I should leave him alone. Should give him this space to process.

But I find myself changing into my swimsuit anyway.

He doesn't notice me at first. He's too focused on his laps, on whatever thoughts are driving him through the water. I stand at the edge of the pool for a moment, just watching.

Then I dive in.

The water closes over my head, cool and clean, washing away some of the tension I've been carrying. When I surface, he's stopped at the far end, treading water, watching me with those dark eyes that see too much.

We stare at each other across the length of the pool. The silence stretches, loaded with everything we're not saying.

Then I start swimming.

Not toward him. Not away from him. Just parallel, cutting through the water in my own rhythm. Finding my own meditation in the physical movement.

After a few laps, I'm aware of him moving again too. We swim like that for a while. Separate but together, sharing the space without acknowledging what it means.

Eventually, I stop at the shallow end, catching my breath. He's treading water in the deep end, maintaining that careful distance we've established.

"You're swimming," I say, stating the obvious because I don't know how else to acknowledge what I saw.

"Seemed like a waste not to use it. You were right about that."

"I didn't think you listened to me about wasted amenities."

"I listen to everything you say." He swims a bit closer, but not too close. Still maintaining the space between us. "Even the small things."

Especially the small things, his expression says.

I float on my back, staring up at the sky. "It's a good pool. You should use it more."

"Maybe I will."

The simple agreement feels like more than it is. Like he's saying he'll keep changing, keep trying to be someone different than who he was.

"You're a strong swimmer," he observes after a moment.

"My mother insisted on lessons. Said it was a necessary life skill." I right myself, treading water. "She was big on necessary life skills."

"Sounds like she and my mother would have gotten along."

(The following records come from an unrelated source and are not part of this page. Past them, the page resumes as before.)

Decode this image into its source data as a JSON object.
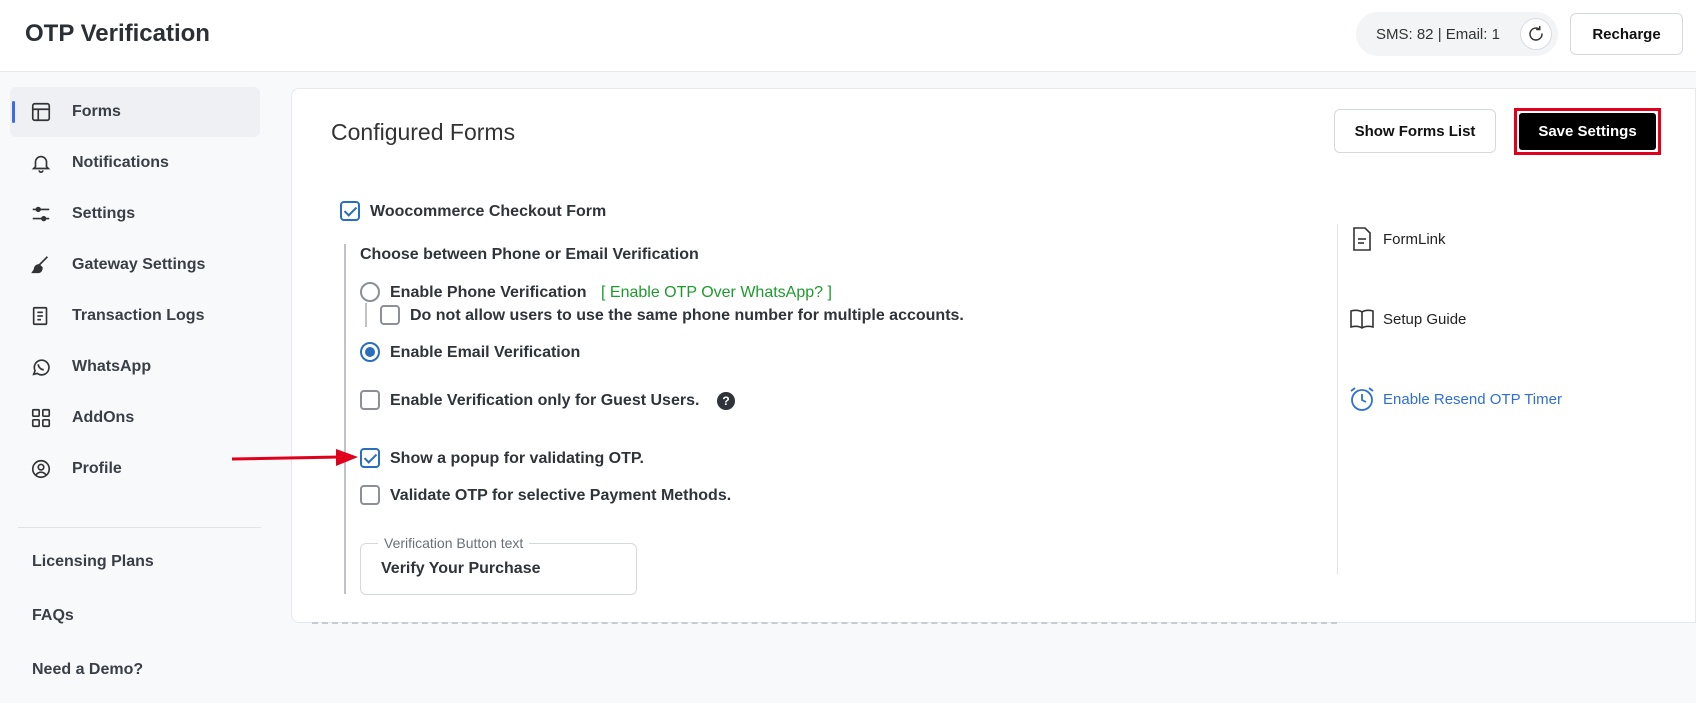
{
  "header": {
    "title": "OTP Verification",
    "credits": "SMS: 82 | Email: 1",
    "recharge_label": "Recharge"
  },
  "sidebar": {
    "items": [
      {
        "label": "Forms",
        "icon": "forms-icon"
      },
      {
        "label": "Notifications",
        "icon": "bell-icon"
      },
      {
        "label": "Settings",
        "icon": "sliders-icon"
      },
      {
        "label": "Gateway Settings",
        "icon": "brush-icon"
      },
      {
        "label": "Transaction Logs",
        "icon": "receipt-icon"
      },
      {
        "label": "WhatsApp",
        "icon": "whatsapp-icon"
      },
      {
        "label": "AddOns",
        "icon": "grid-icon"
      },
      {
        "label": "Profile",
        "icon": "user-circle-icon"
      }
    ],
    "links": [
      "Licensing Plans",
      "FAQs",
      "Need a Demo?"
    ]
  },
  "main": {
    "title": "Configured Forms",
    "show_forms_list_label": "Show Forms List",
    "save_settings_label": "Save Settings",
    "form_name": "Woocommerce Checkout Form",
    "choose_label": "Choose between Phone or Email Verification",
    "phone_label": "Enable Phone Verification",
    "whatsapp_link": "[ Enable OTP Over WhatsApp? ]",
    "same_phone_label": "Do not allow users to use the same phone number for multiple accounts.",
    "email_label": "Enable Email Verification",
    "guest_label": "Enable Verification only for Guest Users.",
    "popup_label": "Show a popup for validating OTP.",
    "payment_label": "Validate OTP for selective Payment Methods.",
    "button_text_legend": "Verification Button text",
    "button_text_value": "Verify Your Purchase",
    "states": {
      "form_checked": true,
      "phone_selected": false,
      "same_phone_checked": false,
      "email_selected": true,
      "guest_checked": false,
      "popup_checked": true,
      "payment_checked": false
    }
  },
  "side_links": [
    {
      "label": "FormLink",
      "icon": "document-icon"
    },
    {
      "label": "Setup Guide",
      "icon": "book-icon"
    },
    {
      "label": "Enable Resend OTP Timer",
      "icon": "alarm-clock-icon"
    }
  ],
  "colors": {
    "accent_blue": "#2a6fbd",
    "whatsapp_green": "#1e9b2e",
    "highlight_red": "#e0001b"
  }
}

"Maybe. Though I doubt they would have moved in the same circles." I swim to the edge, resting my arms on the stone. "Your mother cleaned houses. Mine hosted charity galas in them."

"Different worlds."

"Yes." I watch him float nearby, his body relaxed in the water in a way it rarely is on land. "But here we are anyway."

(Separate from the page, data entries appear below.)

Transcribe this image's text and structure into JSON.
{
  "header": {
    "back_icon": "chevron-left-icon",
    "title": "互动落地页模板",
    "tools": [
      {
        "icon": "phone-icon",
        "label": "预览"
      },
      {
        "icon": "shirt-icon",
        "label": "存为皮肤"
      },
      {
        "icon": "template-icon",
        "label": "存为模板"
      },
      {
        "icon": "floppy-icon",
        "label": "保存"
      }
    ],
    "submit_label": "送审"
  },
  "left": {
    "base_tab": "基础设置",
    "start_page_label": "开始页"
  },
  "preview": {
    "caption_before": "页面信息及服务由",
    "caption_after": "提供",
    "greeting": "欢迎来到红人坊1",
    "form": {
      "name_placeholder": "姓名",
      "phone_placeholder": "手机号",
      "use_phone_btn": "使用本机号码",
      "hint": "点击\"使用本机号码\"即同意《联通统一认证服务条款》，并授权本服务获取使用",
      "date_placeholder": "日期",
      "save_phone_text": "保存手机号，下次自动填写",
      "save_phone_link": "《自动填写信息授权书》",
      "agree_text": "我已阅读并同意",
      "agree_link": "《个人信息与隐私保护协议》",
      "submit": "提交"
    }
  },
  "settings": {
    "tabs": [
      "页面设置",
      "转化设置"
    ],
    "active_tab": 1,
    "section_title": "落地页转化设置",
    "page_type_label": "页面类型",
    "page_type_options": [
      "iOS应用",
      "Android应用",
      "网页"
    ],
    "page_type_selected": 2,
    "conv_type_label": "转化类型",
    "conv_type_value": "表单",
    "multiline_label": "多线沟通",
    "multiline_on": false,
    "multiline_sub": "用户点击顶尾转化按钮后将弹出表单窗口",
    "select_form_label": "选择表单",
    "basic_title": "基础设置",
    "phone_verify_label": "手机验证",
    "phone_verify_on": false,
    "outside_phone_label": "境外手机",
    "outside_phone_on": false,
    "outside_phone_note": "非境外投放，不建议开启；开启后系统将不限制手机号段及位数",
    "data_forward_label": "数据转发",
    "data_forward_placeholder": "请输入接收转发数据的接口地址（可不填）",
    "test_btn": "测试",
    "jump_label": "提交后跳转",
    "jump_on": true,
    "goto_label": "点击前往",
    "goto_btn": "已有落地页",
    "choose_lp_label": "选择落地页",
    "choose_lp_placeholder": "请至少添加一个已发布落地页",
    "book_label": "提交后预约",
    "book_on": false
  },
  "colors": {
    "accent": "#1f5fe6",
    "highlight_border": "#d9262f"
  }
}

"Here we are," he agrees quietly.

The silence that follows isn't uncomfortable. It's... real. Two people existing in the same space, aware of each other, not pretending quite as hard as we were before.

We swim for a while longer, the only sounds the splash of water and the occasional bird call from the gardens. It's peaceful in a way I didn't expect. Safe, even.

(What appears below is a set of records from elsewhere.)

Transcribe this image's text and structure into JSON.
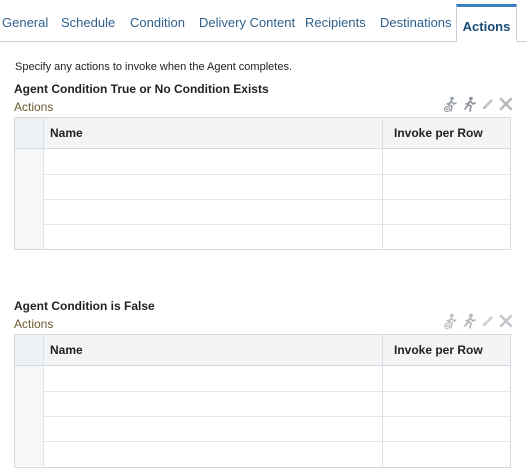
{
  "tabs": [
    {
      "label": "General"
    },
    {
      "label": "Schedule"
    },
    {
      "label": "Condition"
    },
    {
      "label": "Delivery Content"
    },
    {
      "label": "Recipients"
    },
    {
      "label": "Destinations"
    },
    {
      "label": "Actions"
    }
  ],
  "active_tab": "Actions",
  "intro_text": "Specify any actions to invoke when the Agent completes.",
  "sections": [
    {
      "title": "Agent Condition True or No Condition Exists",
      "subtitle": "Actions",
      "columns": [
        "Name",
        "Invoke per Row"
      ],
      "toolbar_icons": [
        "add-action-icon",
        "run-action-icon",
        "edit-pencil-icon",
        "delete-x-icon"
      ],
      "row_count": 4
    },
    {
      "title": "Agent Condition is False",
      "subtitle": "Actions",
      "columns": [
        "Name",
        "Invoke per Row"
      ],
      "toolbar_icons": [
        "add-action-icon",
        "run-action-icon",
        "edit-pencil-icon",
        "delete-x-icon"
      ],
      "row_count": 4
    }
  ],
  "colors": {
    "accent": "#3b7ec2",
    "tab_text": "#2d5f8a",
    "subtitle_text": "#6b5b2e"
  }
}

After a while, my muscles start to ache pleasantly and I pull myself out of the pool. He stays in the water, watching me wrap a towel around myself.

"Camilla?" His voice is soft, uncertain.

I pause, looking back at him. "Yes?"

"Would you like to take a drive tomorrow? Through the mountains, maybe. Just the two of us."

A simple invitation. Nothing loaded, nothing heavy. Just an offer to spend time together in daylight, away from the villa and all its memories.

"I'd like that," I say, surprising myself with how much I mean it.

Relief flashes across his face. "Me too. We can leave after breakfast."

"Okay."

I head inside, my heart doing something weird. He's asking me on what amounts to a date. A real, normal thing that normal people do.

As I shower and dress, I think about him swimming laps in that pool. About how he's changing his patterns, using spaces he's ignored, finding new ways to exist in this villa that's been his fortress for years.

He's not the same man who kidnapped me from that cathedral.

And I'm not the same woman who was taken.

And I don't know if that's healing or just a different kind of damage.

But tonight, I'll go to him anyway.

And tomorrow, we'll drive through the mountains and pretend we're normal people having a normal day together.

We're not fooling anyone, especially not ourselves.

But for now, we'll keep pretending. Because the alternative—acknowledging what's really happening between us—is more terrifying than any violence we've survived.

More terrifying because it's real.

And real things can actually hurt you.